Saturday, August 18, 2007

Nobel prize winner denies discrimination

By Libby
Updated below

Our man in Cancun, Jules Siegel, follows up on yesterday's report that Guatemalan presidential candidate Rigoberta Menchu was removed from a high priced tourist hotel because she was mistaken for a common indigenous Indian. She stated today that the reports were erroneous and she was treated as a honored guest.
Menchu and her sister Anita said none of it had happened. "This was purely an invention of the press," Anita told Latina.com today in an exclusive interview. "Nothing at all happened in the hotel, and we didn't even know about the rumor until we got on the plane to go back to Mexico City."

[The reporter who broke the story], David Romero Vara of Cancun's Enfoque Radio, admitted on air today that nothing happened to Menchu, and that the only ones who were removed forcibly from the hotel were his station's reporters.

He apologized but Menchu wasn't placated. "The media should have been more careful. The press should not play with the feelings of the public, because it can cause a lot of damage," she said.

She's right and this underscores how our US media fails us today. They care more about being first than they care about correctly reporting the facts. They simply don't fact check. They wait for the blogs to do it. Meanwhile, they pick up any sensational story that they can attribute to a named source and run with it.

This made a pretty big splash in the cycle yesterday but I wouldn't have seen the correction if Jules hadn't picked it up.I bet I won't see it in the US press, unless someone makes a stink.

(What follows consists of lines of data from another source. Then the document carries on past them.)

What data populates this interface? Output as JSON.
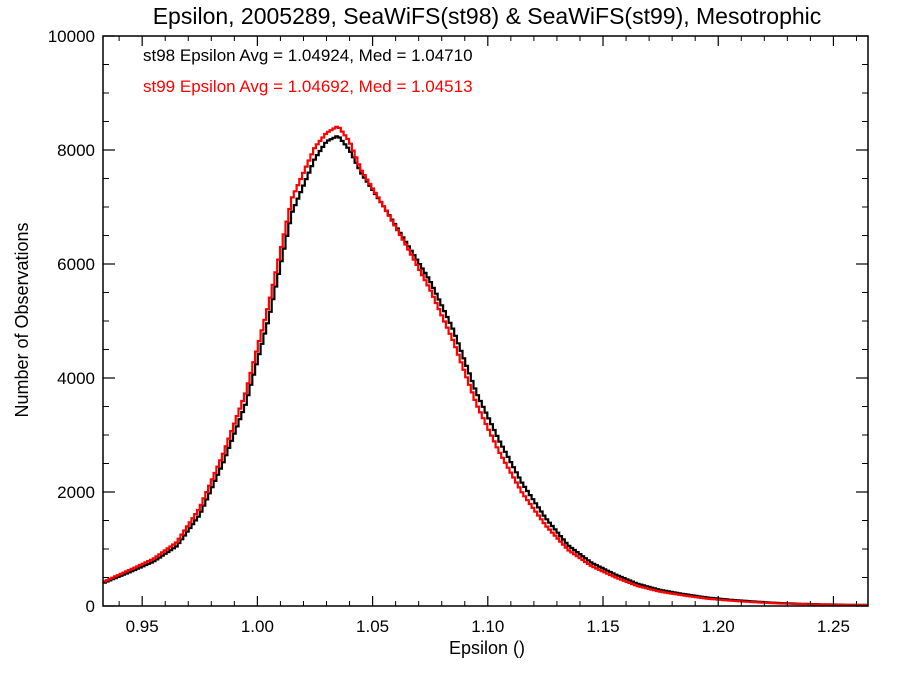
{
  "chart_data": {
    "type": "histogram",
    "title": "Epsilon, 2005289, SeaWiFS(st98) & SeaWiFS(st99), Mesotrophic",
    "xlabel": "Epsilon ()",
    "ylabel": "Number of Observations",
    "xlim": [
      0.933,
      1.265
    ],
    "ylim": [
      0,
      10000
    ],
    "x_ticks": [
      0.95,
      1.0,
      1.05,
      1.1,
      1.15,
      1.2,
      1.25
    ],
    "x_tick_labels": [
      "0.95",
      "1.00",
      "1.05",
      "1.10",
      "1.15",
      "1.20",
      "1.25"
    ],
    "y_ticks": [
      0,
      2000,
      4000,
      6000,
      8000,
      10000
    ],
    "y_tick_labels": [
      "0",
      "2000",
      "4000",
      "6000",
      "8000",
      "10000"
    ],
    "grid": false,
    "legend_position": "top-left",
    "series": [
      {
        "name": "st98",
        "annotation": "st98 Epsilon Avg = 1.04924, Med = 1.04710",
        "color": "#000000",
        "bin_width": 0.0012,
        "x": [
          0.933,
          0.945,
          0.955,
          0.965,
          0.975,
          0.985,
          0.995,
          1.005,
          1.015,
          1.025,
          1.03,
          1.035,
          1.04,
          1.045,
          1.055,
          1.065,
          1.075,
          1.085,
          1.095,
          1.105,
          1.115,
          1.125,
          1.135,
          1.145,
          1.155,
          1.165,
          1.175,
          1.185,
          1.195,
          1.205,
          1.215,
          1.225,
          1.235,
          1.245,
          1.255,
          1.265
        ],
        "values": [
          400,
          600,
          780,
          1050,
          1600,
          2500,
          3550,
          5050,
          6900,
          7850,
          8150,
          8250,
          8000,
          7600,
          7000,
          6350,
          5700,
          4850,
          3750,
          2900,
          2150,
          1550,
          1060,
          760,
          560,
          390,
          280,
          210,
          150,
          110,
          80,
          55,
          40,
          30,
          22,
          18
        ]
      },
      {
        "name": "st99",
        "annotation": "st99 Epsilon Avg = 1.04692, Med = 1.04513",
        "color": "#ff0000",
        "bin_width": 0.0012,
        "x": [
          0.933,
          0.945,
          0.955,
          0.965,
          0.975,
          0.985,
          0.995,
          1.005,
          1.015,
          1.025,
          1.03,
          1.035,
          1.04,
          1.045,
          1.055,
          1.065,
          1.075,
          1.085,
          1.095,
          1.105,
          1.115,
          1.125,
          1.135,
          1.145,
          1.155,
          1.165,
          1.175,
          1.185,
          1.195,
          1.205,
          1.215,
          1.225,
          1.235,
          1.245,
          1.255,
          1.265
        ],
        "values": [
          420,
          640,
          830,
          1120,
          1720,
          2650,
          3750,
          5300,
          7150,
          8050,
          8300,
          8420,
          8150,
          7650,
          7000,
          6300,
          5550,
          4650,
          3550,
          2700,
          1980,
          1420,
          980,
          700,
          510,
          350,
          250,
          185,
          130,
          95,
          68,
          48,
          35,
          26,
          19,
          15
        ]
      }
    ]
  }
}
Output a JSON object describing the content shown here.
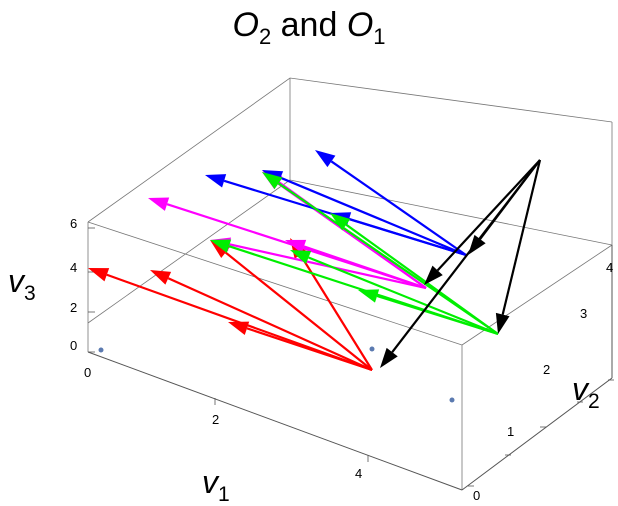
{
  "title": "O₂ and O₁",
  "chart_data": {
    "type": "3d-vector-plot",
    "title": "O₂ and O₁",
    "xlabel": "v₁",
    "ylabel": "v₂",
    "zlabel": "v₃",
    "xticks": [
      "0",
      "2",
      "4"
    ],
    "yticks": [
      "0",
      "1",
      "2",
      "3",
      "4"
    ],
    "zticks": [
      "0",
      "2",
      "4",
      "6"
    ],
    "points": [
      {
        "color": "#5b7ab0",
        "screen_hint": "near v1=0,v3=0"
      },
      {
        "color": "#5b7ab0",
        "screen_hint": "near v1=4 front"
      },
      {
        "color": "#5b7ab0",
        "screen_hint": "right face low"
      }
    ],
    "series": [
      {
        "color": "#ff0000",
        "count": 5
      },
      {
        "color": "#ff00ff",
        "count": 5
      },
      {
        "color": "#0000ff",
        "count": 4
      },
      {
        "color": "#00ee00",
        "count": 5
      },
      {
        "color": "#000000",
        "count": 4
      }
    ],
    "grid": false
  }
}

Even then, the corrections will likely be buried and chances are the original pieces will neither be corrected or scrubbed from the internets.

The disinformation will live forever and more people will believe the lie than discover the truth. That's not only irresponsible journalism, it's dangerous, on a lot of levels.

Update: Gaius links in and agrees with my basic premise but notes that this wasn't much a story.

To clarify, by pretty big I meant big enough that I noticed it, and I'm not following politics in the Americas like I used to. I didn't say it was huge but it is illustrative of the phenonmenon. There are much bigger stories that follow the same pattern of perpetrating misinformation. For instance the false meme that O'Hanlon and Pollack are some kind liberal war dissenters has been firmly planted and remains mainly uncorrected outside of Blogtopia (y!sctp) and few people, even the bloggers who usually pick up on these things understand that the horrendous FISA modification just passed by Congress doesn't really sunset in six months.